Jeh Johnson Says There’s ‘Zero Chance’ He Will Take Spot As ‘Border Czar’
Former Department of Homeland Security Secretary Jeh Johnson came out on Monday and totally rejected the idea of being appointed as the “border czar” after Rep. Henry Cuellar and Sen. Lindsey Graham, both called on President Joe Biden to name him or someone similar to help take over efforts to combat the influx of illegal migrants spilling across the border.
“There’s less than a zero chance that I would take that role on,” Johnson stated during a chat on MSNBC’s “Morning Joe.”
“Effectively, I had that role for three years,” he added.
Johnson stated that when he saw the reports about both lawmakers requesting him for the job, he called Cuellar and said, “hey I thought you guys liked me.”
Last week, Cuellar, D-Texas, and Graham, R-S.C., asked Biden and Homeland Security Secretary Alejandro Mayorkas in a letter to create a “special executive position” to handle the border and praised Johnson for having an “exceptional bipartisan reputation” that would suit him well in the role.
Johnson on Monday, however, said that Mayorkas, as DHS secretary, is already the “border czar.”
“He controls the federal government’s assets, land, sea, and air, on our southern border. He understands the positives, he’s sensitive to the problem and he’s addressing the issue,” Johnson went on to explain. “From owning this problem for three years, I know this.”
Still, certain things can be done on the southern border to enhance enforcement, even though former President Donald Trump’s administration “obviously went way too far” and was “cruel and inhumane.”
Further, some things can be done to deter illegal border crossings, but they will only have a short-term effect as long as underlying conditions in Central America persist, said Johnson.
“We saw that during the Obama administration and President Trump saw that as well,” Johnson continued. “The answer to this problem has to be addressing the poverty, the violence in Central America. Otherwise, we’re going to continue to see these kinds of spikes for the foreseeable future.”
Johnson said that he knows from his own experience during a similar spike in 2014, there is emergency authority for Mayorkas and the Federal Emergency Management Agency to coordinate a more broad response that would include the departments of Defense and Health and Human Sevices.
Johnson then warned that cleaning up the border is a hard task, noting it is not an “easy fix.”

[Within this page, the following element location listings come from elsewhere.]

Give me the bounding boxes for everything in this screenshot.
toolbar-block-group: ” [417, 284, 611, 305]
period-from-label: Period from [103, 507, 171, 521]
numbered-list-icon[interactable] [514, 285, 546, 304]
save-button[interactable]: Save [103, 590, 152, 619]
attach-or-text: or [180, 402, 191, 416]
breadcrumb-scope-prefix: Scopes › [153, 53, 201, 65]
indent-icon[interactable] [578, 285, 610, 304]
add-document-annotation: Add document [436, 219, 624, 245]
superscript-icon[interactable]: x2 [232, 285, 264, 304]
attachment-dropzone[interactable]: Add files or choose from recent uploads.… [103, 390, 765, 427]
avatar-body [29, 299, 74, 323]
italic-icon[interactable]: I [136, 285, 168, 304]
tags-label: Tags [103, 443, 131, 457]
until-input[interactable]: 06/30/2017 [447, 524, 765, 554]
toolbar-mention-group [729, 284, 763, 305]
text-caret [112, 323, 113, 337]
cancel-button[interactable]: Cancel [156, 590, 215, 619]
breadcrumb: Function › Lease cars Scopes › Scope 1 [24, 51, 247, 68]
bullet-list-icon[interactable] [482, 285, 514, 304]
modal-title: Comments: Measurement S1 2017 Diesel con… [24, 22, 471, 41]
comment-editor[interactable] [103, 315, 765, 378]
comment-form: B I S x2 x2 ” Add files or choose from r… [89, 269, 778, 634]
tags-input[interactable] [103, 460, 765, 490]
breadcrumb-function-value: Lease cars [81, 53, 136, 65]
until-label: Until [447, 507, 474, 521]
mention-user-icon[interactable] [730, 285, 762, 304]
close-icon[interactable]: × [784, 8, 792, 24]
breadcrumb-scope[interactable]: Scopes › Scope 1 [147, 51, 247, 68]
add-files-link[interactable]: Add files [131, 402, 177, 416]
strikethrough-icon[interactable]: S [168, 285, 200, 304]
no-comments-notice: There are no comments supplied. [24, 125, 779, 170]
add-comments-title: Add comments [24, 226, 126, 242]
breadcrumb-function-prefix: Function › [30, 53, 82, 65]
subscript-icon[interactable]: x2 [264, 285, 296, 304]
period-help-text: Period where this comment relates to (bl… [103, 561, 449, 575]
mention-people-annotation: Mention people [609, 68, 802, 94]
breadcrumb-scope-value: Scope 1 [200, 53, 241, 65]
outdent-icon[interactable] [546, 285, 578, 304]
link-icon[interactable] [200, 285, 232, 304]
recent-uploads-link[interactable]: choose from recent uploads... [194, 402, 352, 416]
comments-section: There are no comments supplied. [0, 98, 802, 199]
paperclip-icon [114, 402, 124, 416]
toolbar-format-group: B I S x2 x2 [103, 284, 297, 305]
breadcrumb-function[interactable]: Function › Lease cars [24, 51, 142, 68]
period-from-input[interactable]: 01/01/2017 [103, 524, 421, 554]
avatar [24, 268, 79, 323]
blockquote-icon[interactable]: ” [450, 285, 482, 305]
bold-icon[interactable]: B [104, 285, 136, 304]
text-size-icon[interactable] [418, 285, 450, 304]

“People in Washington want quick answers,” he commented. “They want easy fixes like shutting down the border, things of that nature. This is not an easy fix. It requires a dedicated, sustained effort over multiple administrations to address the push factors.”
He then said that despite the deterrents used at the border to help slow the crossing of migrants, nothing would really change until the main issue, which is in Central America, is addressed, saying this is where people “making the very basic decision to flee a burning building, send their kids up here, even if it means they only stay for three years during the pendency of the underlying situation. It may take years but that is the answer.”